Have you read any books or talked to anyone who thinks that monogamous relationships are okay?” I asked him one day.

Yeah, but I can’t believe that. God didn’t mean two men to be together. No, that doesn’t work. At least not that and being a Christian. I don’t see how I can go to church and live with Fred. It just doesn’t work.”

John paused. “You know sometimes when I’m lying in Fred’s arms it goes way beyond sex or lust or whatever you want to call it. Sometimes it’s like God is there. Sometimes in the dark, in bed, God is so close. . . . It’s like Fred and the room and everything disappears, and God is there. When that happens, God is more real, God is closer . . . I know it must sound crazy . . .”

What could I say? It did sound crazy, at least in the context of classic Christian teaching about sex and lust and worship and theophany. Theologians contrasted the high moral tone of the Hebrew prophets with the sexualization of worship among the Philistines and Amorites. Sexual desire was seen as one of the greatest hindrances to spiritual enlightenment–not the path to it. That was the dominant message. But there were other stories. Like Judah and Tamar. And God chose the second-born son of the illicit union as the carrier of the Messianic line. And Hosea who is sent by God to a prostitute. And contemporary stories.

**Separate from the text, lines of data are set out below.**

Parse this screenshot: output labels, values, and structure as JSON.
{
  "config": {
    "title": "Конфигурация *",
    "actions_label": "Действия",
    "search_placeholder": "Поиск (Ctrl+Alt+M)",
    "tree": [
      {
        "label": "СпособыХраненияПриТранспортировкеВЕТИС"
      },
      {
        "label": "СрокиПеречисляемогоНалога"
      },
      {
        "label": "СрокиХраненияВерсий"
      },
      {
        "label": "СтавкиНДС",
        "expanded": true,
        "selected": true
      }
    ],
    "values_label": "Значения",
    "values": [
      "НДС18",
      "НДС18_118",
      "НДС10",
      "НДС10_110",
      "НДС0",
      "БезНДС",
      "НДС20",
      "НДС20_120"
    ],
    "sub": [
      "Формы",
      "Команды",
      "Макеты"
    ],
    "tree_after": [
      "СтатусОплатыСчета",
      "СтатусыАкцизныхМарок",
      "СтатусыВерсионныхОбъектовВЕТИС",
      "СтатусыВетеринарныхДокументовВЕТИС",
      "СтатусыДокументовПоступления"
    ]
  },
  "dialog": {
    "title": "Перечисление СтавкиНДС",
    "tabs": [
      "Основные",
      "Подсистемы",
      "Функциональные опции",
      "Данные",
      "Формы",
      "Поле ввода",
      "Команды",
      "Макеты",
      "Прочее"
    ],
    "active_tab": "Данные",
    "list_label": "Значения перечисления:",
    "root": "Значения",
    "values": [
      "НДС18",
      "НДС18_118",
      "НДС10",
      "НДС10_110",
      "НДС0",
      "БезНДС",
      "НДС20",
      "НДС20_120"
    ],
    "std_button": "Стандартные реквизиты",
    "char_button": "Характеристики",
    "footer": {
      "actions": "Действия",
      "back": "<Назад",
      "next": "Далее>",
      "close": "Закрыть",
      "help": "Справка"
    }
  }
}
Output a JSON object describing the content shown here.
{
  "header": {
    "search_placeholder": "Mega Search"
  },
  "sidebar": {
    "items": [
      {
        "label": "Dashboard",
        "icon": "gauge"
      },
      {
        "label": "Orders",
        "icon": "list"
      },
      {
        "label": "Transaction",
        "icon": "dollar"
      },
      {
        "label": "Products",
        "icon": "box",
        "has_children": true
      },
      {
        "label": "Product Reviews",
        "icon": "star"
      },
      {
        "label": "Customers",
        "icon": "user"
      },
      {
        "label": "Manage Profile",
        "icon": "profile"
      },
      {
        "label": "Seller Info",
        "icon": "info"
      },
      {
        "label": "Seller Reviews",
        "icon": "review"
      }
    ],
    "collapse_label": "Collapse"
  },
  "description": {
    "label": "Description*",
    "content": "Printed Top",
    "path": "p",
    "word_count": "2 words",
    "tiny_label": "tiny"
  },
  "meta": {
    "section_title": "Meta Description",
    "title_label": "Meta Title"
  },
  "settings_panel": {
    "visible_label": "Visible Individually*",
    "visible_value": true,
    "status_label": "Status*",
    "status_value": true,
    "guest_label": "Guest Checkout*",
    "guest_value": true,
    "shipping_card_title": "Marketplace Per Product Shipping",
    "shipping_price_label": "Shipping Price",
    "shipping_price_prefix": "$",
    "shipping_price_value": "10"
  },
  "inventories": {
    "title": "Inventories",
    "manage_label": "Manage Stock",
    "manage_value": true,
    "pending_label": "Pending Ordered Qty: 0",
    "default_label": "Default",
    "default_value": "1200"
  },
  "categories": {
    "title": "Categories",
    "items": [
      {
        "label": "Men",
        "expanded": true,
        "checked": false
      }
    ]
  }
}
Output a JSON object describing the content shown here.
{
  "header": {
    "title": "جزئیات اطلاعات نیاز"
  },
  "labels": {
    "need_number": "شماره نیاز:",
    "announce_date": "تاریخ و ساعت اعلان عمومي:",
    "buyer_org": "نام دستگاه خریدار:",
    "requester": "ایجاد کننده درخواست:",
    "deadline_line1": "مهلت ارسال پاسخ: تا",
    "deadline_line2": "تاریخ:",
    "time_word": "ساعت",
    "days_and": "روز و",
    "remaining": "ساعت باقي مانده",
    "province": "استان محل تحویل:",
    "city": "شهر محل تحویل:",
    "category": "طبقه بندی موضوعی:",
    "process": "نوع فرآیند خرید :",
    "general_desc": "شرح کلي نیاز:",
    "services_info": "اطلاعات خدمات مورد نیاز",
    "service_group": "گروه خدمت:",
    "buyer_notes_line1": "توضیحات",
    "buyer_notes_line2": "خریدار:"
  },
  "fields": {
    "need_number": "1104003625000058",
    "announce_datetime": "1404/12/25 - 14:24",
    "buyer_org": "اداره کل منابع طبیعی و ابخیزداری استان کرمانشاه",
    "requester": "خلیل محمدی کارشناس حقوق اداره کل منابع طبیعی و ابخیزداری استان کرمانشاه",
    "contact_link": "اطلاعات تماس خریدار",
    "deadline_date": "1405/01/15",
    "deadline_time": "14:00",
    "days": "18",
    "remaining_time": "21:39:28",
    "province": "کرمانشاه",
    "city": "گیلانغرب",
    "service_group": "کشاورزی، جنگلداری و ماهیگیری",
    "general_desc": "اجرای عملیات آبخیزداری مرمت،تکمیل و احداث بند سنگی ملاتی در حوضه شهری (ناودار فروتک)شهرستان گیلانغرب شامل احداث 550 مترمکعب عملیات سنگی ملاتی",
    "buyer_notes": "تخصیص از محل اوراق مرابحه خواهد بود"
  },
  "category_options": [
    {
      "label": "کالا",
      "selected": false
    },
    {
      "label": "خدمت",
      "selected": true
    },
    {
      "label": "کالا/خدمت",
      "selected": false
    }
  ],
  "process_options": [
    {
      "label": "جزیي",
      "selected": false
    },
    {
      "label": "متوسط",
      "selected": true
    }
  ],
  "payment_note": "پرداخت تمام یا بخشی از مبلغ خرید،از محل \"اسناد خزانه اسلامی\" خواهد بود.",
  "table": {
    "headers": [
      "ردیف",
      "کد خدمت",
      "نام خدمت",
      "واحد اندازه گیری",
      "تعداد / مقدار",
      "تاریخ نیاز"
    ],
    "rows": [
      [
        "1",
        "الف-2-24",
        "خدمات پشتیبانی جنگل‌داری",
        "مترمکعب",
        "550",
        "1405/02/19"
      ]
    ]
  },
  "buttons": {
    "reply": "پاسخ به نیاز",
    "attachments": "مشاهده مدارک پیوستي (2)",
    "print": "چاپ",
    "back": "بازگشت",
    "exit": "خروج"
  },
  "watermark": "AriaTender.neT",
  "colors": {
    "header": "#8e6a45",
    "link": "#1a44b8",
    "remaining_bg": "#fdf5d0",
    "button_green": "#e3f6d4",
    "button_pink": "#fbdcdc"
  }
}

I told John, “Yeah, it does sound crazy. But I’ve heard other stories of God showing up in wild and crazy romances.” I did not know what to say. I knew what I was supposed to say. But I could find no words that put together my understanding of the Bible’s take on sexuality with what I heard in John’s story. I wasn’t ready to dump the Bible. Neither could I bring myself to dismiss John’s story as fiction.

I think I may be creating the wrong impression with these stories. There was no sense when you visited on Sabbath morning that ours was a “gay church.” Remember, this was the German New York Seventh-day Adventist Church. The old Germans were completely unaware that anyone in their church was homosexual. My sense was that the vast majority, even of the young people, were unaware. With the exception of Robert and his mink coat it would have required special sensitivity to detect the slightest hint of departure from gender norms. But I heard the stories. Over and over again.


We were not a democracy. The church was run by a small core of people, old and young, who were life-long Seventh-day Adventists. But this core understood we were not running the church for ourselves. We were creating a sanctuary, “a house of prayer for all nations.” We welcomed everybody and his dog. And they came.